Analista de Importação Profissional

16 comentários

  • Dra. Gisele, parabéns pelo esclarecedor artigo! A senhora teria exemplos da jurisprudência acerca do assunto? Obrigado!

  • É de conhecimento público o fato de computadores serem basicamente caixas montadas com diversos subprodutos ‘componentes’ dentro que executam funções distintas, tendo uns papéis fundamentais no funcionamento e outros papéis de acessório.
    É impossível apenas com a vista externa diferenciar a configuração de componentes de computadores que utilizem a mesma carcaça.
    Apesar de que a exigência legal de código que sirva como número de série seja obrigatória para itens como carros, por uma simples analogia, equiparando a montadora de carros à montadora de computadores, tanto carros como computadores não podem ser descritos fundamentalmente pela aparência de suas carcaças. Chega-se a conclusão de que o número de série é imprescindível para identificação de computadores.
    Logo, não se pode questionar o bom senso do fiscal aduaneiro que exige número de série para computadores, visto que uma pequena alteração de configuração muda drasticamente seu valor comercial e os tributos incidentes.
    Tudo bem, concordo com vocês que reclamam dos procedimentos burocráticos, mas não falem mal de alguém sem antes tentar analisar a situação do ponto de vista do outro (o fisco).

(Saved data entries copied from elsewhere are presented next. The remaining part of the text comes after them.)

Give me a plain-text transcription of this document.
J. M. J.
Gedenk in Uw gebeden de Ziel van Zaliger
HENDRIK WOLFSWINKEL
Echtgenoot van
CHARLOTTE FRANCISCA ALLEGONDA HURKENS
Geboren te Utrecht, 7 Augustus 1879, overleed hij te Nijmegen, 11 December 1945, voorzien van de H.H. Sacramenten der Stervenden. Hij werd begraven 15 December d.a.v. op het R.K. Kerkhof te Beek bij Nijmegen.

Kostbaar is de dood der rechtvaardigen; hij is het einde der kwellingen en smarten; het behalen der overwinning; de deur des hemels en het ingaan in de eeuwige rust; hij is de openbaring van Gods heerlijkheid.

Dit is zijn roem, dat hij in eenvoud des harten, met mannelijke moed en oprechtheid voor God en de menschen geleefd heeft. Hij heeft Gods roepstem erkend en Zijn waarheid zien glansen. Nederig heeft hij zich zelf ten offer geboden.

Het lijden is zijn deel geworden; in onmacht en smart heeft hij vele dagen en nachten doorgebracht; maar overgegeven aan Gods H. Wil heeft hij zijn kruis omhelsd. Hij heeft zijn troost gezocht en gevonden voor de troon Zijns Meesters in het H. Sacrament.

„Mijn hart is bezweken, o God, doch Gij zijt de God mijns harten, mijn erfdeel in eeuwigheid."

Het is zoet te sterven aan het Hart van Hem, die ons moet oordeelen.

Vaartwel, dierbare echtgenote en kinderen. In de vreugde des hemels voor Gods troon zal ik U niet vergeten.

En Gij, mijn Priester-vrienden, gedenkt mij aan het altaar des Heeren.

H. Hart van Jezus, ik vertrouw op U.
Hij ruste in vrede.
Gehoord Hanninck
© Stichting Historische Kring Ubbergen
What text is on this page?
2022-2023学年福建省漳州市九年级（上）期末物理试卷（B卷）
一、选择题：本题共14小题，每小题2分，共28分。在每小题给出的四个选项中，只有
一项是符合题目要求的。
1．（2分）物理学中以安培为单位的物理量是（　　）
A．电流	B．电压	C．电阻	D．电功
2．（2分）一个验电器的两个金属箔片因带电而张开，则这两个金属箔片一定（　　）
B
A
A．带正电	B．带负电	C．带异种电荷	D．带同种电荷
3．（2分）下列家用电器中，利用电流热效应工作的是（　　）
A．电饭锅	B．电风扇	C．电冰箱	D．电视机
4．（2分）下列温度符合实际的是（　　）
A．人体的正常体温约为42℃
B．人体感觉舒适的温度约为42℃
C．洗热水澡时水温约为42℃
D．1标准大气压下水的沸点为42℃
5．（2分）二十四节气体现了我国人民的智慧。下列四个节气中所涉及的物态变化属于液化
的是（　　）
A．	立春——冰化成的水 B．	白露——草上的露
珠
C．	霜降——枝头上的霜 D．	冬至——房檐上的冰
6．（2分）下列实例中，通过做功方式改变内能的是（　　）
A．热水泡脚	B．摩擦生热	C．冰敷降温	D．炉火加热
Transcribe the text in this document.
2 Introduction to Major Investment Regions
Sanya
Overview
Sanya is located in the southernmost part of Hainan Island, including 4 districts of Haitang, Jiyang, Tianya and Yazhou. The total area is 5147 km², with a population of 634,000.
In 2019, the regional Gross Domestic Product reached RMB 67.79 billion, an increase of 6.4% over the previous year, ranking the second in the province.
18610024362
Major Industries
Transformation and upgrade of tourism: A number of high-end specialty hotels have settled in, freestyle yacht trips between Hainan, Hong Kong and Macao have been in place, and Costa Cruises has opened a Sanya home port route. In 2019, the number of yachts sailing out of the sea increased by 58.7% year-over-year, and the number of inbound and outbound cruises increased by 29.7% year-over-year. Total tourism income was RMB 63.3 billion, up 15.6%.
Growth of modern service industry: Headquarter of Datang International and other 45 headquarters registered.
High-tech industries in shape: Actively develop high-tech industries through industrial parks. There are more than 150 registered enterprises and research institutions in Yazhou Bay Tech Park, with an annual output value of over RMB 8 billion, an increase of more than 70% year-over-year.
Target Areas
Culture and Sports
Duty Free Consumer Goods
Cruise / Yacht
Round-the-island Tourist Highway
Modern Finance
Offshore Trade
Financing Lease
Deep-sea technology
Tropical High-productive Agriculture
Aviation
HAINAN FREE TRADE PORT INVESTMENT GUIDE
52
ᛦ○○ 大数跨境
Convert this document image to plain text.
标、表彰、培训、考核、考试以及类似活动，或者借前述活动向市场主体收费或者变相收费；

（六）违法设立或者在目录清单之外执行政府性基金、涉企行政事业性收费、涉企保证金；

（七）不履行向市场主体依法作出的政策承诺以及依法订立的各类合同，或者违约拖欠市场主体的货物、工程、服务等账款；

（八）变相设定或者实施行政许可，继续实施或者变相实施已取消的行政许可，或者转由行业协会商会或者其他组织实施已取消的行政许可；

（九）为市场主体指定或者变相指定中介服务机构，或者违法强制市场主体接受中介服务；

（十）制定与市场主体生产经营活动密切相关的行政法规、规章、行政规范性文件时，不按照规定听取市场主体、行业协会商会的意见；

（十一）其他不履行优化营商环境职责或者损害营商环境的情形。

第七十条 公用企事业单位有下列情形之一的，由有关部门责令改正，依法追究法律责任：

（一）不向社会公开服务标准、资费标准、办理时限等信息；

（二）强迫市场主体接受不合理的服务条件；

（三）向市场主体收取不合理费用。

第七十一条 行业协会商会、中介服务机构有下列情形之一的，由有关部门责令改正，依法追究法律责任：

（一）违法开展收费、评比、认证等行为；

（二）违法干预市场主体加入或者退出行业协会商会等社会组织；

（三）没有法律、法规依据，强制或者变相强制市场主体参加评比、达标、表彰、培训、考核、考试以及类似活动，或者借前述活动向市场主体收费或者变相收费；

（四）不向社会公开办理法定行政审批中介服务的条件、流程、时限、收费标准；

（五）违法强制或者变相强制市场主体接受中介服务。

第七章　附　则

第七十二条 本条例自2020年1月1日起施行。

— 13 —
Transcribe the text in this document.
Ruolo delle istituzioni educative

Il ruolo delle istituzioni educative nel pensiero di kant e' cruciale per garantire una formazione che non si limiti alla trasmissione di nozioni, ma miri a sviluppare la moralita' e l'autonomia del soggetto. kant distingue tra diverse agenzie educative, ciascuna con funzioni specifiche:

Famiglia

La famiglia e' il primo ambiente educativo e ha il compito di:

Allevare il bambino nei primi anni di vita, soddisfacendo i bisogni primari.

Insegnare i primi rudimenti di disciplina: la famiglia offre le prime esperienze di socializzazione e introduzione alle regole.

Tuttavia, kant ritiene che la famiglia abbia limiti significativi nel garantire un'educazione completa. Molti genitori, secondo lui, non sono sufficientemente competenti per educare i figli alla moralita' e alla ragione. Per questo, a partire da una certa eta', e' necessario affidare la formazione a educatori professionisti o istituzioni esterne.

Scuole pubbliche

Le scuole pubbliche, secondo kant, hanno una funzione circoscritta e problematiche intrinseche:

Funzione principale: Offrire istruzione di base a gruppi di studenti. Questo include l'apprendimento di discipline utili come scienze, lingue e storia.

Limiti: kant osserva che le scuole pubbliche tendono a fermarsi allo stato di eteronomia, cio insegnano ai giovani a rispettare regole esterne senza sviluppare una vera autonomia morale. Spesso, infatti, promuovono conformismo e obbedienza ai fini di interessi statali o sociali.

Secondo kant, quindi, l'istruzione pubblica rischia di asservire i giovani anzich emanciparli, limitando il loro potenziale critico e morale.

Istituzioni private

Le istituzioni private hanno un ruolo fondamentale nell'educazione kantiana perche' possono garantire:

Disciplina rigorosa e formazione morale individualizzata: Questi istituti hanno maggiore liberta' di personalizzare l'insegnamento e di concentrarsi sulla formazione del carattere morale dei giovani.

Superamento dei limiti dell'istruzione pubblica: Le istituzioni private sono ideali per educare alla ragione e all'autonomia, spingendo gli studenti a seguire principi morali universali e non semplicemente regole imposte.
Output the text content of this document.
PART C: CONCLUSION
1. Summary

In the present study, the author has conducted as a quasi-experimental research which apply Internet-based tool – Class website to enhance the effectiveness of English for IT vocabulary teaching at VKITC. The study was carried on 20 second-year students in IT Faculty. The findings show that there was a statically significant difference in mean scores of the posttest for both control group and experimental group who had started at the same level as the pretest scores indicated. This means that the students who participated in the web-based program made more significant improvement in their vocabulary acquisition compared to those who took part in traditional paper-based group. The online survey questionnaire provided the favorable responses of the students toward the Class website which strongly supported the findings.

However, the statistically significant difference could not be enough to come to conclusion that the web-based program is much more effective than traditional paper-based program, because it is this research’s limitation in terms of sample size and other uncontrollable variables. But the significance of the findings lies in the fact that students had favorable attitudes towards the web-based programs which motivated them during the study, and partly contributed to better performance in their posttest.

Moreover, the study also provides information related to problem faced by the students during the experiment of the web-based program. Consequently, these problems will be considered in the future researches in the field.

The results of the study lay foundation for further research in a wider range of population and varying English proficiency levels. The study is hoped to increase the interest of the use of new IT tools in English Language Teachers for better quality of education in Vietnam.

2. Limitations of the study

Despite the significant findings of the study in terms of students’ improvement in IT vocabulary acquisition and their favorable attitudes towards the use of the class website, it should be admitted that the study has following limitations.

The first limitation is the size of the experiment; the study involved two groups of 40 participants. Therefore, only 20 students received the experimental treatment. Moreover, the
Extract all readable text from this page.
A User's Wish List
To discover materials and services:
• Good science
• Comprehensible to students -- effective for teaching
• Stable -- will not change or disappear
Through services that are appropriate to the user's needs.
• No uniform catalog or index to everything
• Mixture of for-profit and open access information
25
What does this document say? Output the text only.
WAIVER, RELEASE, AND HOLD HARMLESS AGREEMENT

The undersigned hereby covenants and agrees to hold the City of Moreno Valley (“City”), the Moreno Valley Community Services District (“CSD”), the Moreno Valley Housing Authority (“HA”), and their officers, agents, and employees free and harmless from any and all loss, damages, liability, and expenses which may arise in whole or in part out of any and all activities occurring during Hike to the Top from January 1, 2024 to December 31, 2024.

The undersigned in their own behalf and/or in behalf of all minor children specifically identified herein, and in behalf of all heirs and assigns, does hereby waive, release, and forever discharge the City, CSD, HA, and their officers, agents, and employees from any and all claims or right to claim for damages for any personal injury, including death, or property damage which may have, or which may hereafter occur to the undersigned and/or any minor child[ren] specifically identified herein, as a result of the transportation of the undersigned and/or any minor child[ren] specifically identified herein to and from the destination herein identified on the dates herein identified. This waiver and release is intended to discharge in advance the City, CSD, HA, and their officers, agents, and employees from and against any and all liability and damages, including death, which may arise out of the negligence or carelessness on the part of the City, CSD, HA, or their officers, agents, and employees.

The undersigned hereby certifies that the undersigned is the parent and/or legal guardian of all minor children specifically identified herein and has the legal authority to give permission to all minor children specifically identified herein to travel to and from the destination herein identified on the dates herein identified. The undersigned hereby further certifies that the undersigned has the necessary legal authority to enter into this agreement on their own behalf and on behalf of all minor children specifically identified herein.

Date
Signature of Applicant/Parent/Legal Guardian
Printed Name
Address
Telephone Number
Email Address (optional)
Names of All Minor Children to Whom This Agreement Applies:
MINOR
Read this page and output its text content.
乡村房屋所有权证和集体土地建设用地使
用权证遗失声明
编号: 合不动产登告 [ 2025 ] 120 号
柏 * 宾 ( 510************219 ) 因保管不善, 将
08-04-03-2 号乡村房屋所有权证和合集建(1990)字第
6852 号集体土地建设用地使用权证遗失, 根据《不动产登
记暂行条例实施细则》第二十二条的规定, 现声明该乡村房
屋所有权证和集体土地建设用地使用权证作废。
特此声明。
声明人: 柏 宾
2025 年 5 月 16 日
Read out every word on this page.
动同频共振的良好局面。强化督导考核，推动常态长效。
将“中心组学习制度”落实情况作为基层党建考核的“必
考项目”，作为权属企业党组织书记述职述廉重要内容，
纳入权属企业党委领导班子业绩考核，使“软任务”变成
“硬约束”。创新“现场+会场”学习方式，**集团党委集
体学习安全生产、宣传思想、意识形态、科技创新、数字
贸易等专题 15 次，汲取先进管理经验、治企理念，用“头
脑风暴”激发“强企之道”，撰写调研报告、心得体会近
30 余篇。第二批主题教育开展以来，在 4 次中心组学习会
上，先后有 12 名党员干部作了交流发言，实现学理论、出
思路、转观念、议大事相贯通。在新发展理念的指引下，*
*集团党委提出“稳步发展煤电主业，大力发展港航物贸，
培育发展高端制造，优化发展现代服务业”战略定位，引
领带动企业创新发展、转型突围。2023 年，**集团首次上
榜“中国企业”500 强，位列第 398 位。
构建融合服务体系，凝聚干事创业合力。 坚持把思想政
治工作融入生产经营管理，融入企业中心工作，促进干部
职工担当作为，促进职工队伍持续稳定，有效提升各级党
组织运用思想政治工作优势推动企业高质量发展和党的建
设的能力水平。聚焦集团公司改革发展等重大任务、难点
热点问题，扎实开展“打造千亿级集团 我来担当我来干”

  • Gostei do tópico, e acho que as coisas poderiam ser mais claras realmente, temos uma miscelanea de regras, seja de impostos, seja de detalhes especificos de cada produto, uma verdadeira loucura….mas por via das dúvidas sempre trabalhei da seguinte forma, o produto tem número de série ou lote, eu solicito a descrição na invoice e packing list, pelo menos eu tiro o risco de perto de mim.

  • Gisele, parabéns pela matéria. É apontando c/ franqueza os dramas enfrentados que o quadro pode mudar. Não debater nada a respeito seria preocupante. Abços.

  • Gisele, parabéns pela matéria. É apontando c/ franqueza os dramas enfrentados que o quadro pode mudar. Não debater nada a respeito seria preocupante. Abços.

  • Prezada Gisele, bom artigo. Quanto a necessidade de informação de número de série, ver inciso III, § 2º, do art. 69, da Lei nº 10.833/2003 e itens 42.2, do anexo da IN SRF nº 680/2006, 39.2, do anexo I e 18.1, do anexo II, da Portaria MICT/MF nº 291/1996.

    • Prezado Carlos. Bom dia. Obrigada por seu comentário foi muito bem vindo. Um texto para blog exige uma certa leveza e não pode ser muito técnico (jurídico). Tem leitores não juristas e um texto com muitas normas fica enfadonho ao leitor de outras áreas.

      • Concordo, mas se o tema é a obrigatoriedade (legal) de informação, a citação se torna relevante.

  • Muito bom artigo, a verdade e que nao existe regras claras existem fiscais, xerife que dizem UMA REGRA vem outro e diz nao, e outra regra e assim , ja passei por isso o importador que gera impostos e riquezas deveria ser tratado com parceiro do pais mas a verdade e outra, sera que algum dia havera bom senso e regras claras, pois nesse sistema o Brasil e um FIASCO.

  • Prezada Gisele, parabens pelo artigo e opiniões acerca do assunto. É realmente uma árdua tarefa obter o serial number de cada item importado. Creio que tal solicitação data de épocas antigas, onde o comércio internacional do Brasil não refletia aquilo que se realiza nos dias atuais. Não vejo problemas quando falamos de bens de capital, onde um container contém uma ou duas máquinas. porém, como bem dito por você, quando falamos em produtos de consumo, onde a quantidade é significtiva, a tarefa é demais de árdua. E o pior disso tudo, prá que? Parabens mais uma vez pelo artigo.